È incredibile il numero di processi che si sono attorcigliati come un boa attorno al premier in questo quindicennio. Pezzi di archeologia giudiziaria, come Medusa e Macherio, fantasmi che non vogliono togliere il disturbo, come il Lodo, capi d’imputazione che invece incombono, come Mills, dopo aver fatto il giro delle sette chiese. Dal Parlamento alla Corte costituzionale. Il catalogo è chilometrico e ormai per forza di cose incompiuto: Caso Lentini, Sme, All Iberian, tangenti alle Fiamme gialle, diritti televisivi. Senza contare le cannonate per stragi sparate da Palermo e ammaccature varie.

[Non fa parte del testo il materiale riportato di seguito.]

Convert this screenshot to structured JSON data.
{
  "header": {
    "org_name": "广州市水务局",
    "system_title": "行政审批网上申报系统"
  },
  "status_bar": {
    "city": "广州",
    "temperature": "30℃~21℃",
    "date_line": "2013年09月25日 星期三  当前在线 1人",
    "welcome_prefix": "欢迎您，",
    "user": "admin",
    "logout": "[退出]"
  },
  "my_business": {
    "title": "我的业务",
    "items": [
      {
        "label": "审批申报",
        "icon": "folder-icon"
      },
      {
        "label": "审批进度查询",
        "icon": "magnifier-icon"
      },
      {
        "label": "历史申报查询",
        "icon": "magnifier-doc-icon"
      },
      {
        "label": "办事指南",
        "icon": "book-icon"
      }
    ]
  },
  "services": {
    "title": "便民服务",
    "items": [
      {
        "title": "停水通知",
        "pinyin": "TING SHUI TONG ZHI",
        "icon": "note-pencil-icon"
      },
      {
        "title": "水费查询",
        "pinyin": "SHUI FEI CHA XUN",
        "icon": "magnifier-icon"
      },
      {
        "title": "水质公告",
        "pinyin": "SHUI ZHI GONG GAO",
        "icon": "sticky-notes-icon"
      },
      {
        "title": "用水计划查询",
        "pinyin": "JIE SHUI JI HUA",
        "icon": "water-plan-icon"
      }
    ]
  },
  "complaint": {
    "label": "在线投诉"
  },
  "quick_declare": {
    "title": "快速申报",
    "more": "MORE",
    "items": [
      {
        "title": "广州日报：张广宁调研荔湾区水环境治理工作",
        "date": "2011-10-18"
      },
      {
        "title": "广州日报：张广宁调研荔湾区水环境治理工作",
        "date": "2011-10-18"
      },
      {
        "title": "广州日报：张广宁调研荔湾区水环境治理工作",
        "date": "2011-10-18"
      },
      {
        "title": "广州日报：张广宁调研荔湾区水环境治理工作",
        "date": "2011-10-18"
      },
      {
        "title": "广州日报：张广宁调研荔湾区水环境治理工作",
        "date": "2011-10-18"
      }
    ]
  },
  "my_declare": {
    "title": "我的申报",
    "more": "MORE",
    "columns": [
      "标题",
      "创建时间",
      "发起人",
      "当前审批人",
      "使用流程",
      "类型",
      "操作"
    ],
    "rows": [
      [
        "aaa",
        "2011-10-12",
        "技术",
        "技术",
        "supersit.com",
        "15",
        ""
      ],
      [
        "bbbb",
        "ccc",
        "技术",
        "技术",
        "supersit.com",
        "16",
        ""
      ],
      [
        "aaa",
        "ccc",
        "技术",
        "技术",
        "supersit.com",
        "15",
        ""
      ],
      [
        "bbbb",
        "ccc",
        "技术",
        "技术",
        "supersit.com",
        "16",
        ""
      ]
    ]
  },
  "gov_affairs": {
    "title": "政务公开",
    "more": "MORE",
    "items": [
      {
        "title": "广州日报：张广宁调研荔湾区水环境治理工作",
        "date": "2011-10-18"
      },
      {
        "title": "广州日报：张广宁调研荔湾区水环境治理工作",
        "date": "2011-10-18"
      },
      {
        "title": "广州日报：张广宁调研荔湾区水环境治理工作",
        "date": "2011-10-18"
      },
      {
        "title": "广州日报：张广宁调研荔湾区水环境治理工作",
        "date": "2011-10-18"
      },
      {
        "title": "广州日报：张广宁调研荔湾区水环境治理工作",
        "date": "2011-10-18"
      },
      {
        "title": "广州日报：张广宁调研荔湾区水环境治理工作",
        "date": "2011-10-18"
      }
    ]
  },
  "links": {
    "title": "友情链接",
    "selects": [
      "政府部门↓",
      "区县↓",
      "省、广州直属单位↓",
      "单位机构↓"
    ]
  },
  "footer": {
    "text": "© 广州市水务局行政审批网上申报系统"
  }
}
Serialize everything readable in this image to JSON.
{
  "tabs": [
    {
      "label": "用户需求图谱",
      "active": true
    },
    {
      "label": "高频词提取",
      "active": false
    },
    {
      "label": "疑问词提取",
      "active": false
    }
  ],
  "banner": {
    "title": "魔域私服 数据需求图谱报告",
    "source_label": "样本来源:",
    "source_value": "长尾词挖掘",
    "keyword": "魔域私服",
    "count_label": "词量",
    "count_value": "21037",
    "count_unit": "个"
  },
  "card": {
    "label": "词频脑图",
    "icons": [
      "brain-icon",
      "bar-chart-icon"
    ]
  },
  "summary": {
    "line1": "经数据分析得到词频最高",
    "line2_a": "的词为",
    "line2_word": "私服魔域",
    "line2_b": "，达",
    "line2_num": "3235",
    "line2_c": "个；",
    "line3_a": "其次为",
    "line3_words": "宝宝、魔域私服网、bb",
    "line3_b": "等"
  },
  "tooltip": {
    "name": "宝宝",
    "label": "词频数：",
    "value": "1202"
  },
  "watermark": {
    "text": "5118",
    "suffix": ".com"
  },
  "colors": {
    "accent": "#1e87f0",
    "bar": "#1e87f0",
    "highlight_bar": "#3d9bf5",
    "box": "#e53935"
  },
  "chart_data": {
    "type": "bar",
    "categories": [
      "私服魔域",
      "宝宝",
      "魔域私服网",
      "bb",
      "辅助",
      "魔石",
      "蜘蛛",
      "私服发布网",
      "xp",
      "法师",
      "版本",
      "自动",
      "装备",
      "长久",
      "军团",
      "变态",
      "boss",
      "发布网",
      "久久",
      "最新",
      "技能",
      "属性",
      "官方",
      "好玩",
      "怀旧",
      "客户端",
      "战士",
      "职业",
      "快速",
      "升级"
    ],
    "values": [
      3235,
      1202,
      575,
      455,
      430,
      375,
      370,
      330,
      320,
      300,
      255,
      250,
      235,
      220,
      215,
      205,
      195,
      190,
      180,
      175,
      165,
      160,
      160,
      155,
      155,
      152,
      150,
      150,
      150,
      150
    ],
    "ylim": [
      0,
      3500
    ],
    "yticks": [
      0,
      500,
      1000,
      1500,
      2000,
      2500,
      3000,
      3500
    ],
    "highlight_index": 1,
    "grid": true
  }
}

Il calderone dei procedimenti anti premier assomiglia al cantiere del Duomo di Milano: sentenze di assoluzione definitive, accuse cadute per prescrizione o finite in nulla perché condonate, procedimenti sdoppiati, altri a lungo incubati, altri di cui gli stessi cronisti giudiziari più navigati fanno fatica a definire lo stato. E poi ci sono stati i faccia a faccia con i magistrati: il primo, storico, disertato da Di Pietro, è del 13 dicembre ’94, seguono gli altri, teatrali scontri fra poteri. E diventano occasione per improvvisare un palco: «Sì è vero - scandisce lui il 17 giugno 2003 in aula magna, fra marmi preziosi, poltrone comode, dodici telecamere e trenta microfoni - la legge è uguale per tutti ma per me è più uguale che per gli altri perché mi ha votato la maggioranza degli italiani». E la minoranza, che sperava di sloggiarlo con una condanna esemplare, è rimasta a bocca asciutta. La mazzata, sempre attesa, non è mai arrivata.